No longer since the opening of Goan borders was announced, eager youngsters who had been home-bound for months together flocked into the state for a much-needed unwinding in the sun, sand, and sea. The work-from-home component of the pandemic definitely played a pivotal role here by allowing professionals to work on the go. Initially, most tourists were attracted from the neighboring states of Karnataka, Maharashtra, Andhra Pradesh, and Gujarat, traveling by road. ‘Workacations’ and ‘Drivecations’ thus were the hottest pandemic trends to swear by.
This was followed by the Diwali break which caused quite a surge in the domestic tourist footfall. The annual Diwali-time smog and pollution may have been responsible for the sudden spurt in Delhi-based tourists coming into the state. Following this were the peak tourist seasons of Christmas and New Year. According to Cleartrip.com flight routes from the top cities of Delhi, Mumbai, Bangalore, and Hyderabad to Goa dominated the list for most frequent flight routes during Christmas time. This indicates that the pent-up demand for travel had translated into bookings.
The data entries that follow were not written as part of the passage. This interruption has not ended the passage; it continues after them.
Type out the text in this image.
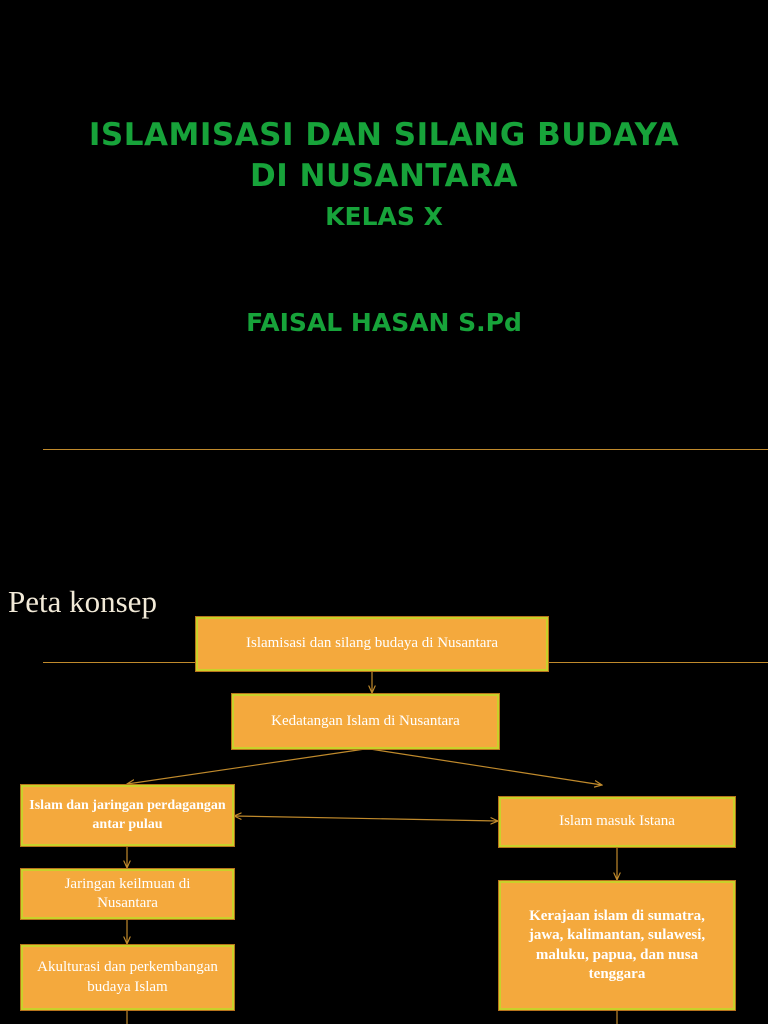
ISLAMISASI DAN SILANG BUDAYA
DI NUSANTARA
KELAS X
FAISAL HASAN S.Pd
Peta konsep
Islamisasi dan silang budaya di Nusantara
Kedatangan Islam di Nusantara
Islam dan jaringan perdagangan antar pulau	Islam masuk Istana
Jaringan keilmuan di Nusantara
Kerajaan islam di sumatra, jawa, kalimantan, sulawesi, maluku, papua, dan nusa tenggara
Akulturasi dan perkembangan budaya Islam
Some trends noted were that Advanced booking share greater than four weeks had dropped down by almost 30% with travelers preferring to book closer to the date, owing to the uncertainty of travel conditions. Overall flight bookings have risen 5 percent on a month-on-month basis, but are still 40-45 percent of last year’s sales.
The caution being exercised by travelers during this time has proved to be especially beneficial to the higher-end and luxury hotel and resort, thanks to their perceived impression of better hygiene and stricter protocol. As a result of the same some 46,000 rooms had been opened up for booking by October last year. Further, the hotels too were rather eager on hosting in order to recover their losses from the previous months, and hence generously slashed their prices. Furthermore, casinos were also opened and allowed to run on 50% capacity and added to the cascading of tourists.
Despite the conventional Goan tourist season stretching from October to March being the preferred time for foreign arrivals, the pandemic played a major hindrance this time around. This was balanced, to a certain extent by an unending flow of domestic tourists. As a silver lining, limitations in traveling to other popular international destinations such as Italy, China and Thailand among others, have managed to preserve most domestic tourists within the border, and also directed some foreigners towards our shores.
Some challenges still persist as the pandemic is still far from gone. Tourist flow has not assured complete revival yet, as the holidaymakers seem to be rather wary- they seem to be carrying packaged foods as opposed to dining at the shacks, buying liquor from wholesale wine stores, and preferring to travel in their private vehicles. Moreover, increasing tourist flow and slackening of protocol over the last few months has shown to be causing an alarming rise in positive cases by the day, and raises the possibility of reinforcing stricter SOPs. However, the overall picture surely does not seem bleak as our economy, much like our beaches, seems to be livening out of its brief slumber.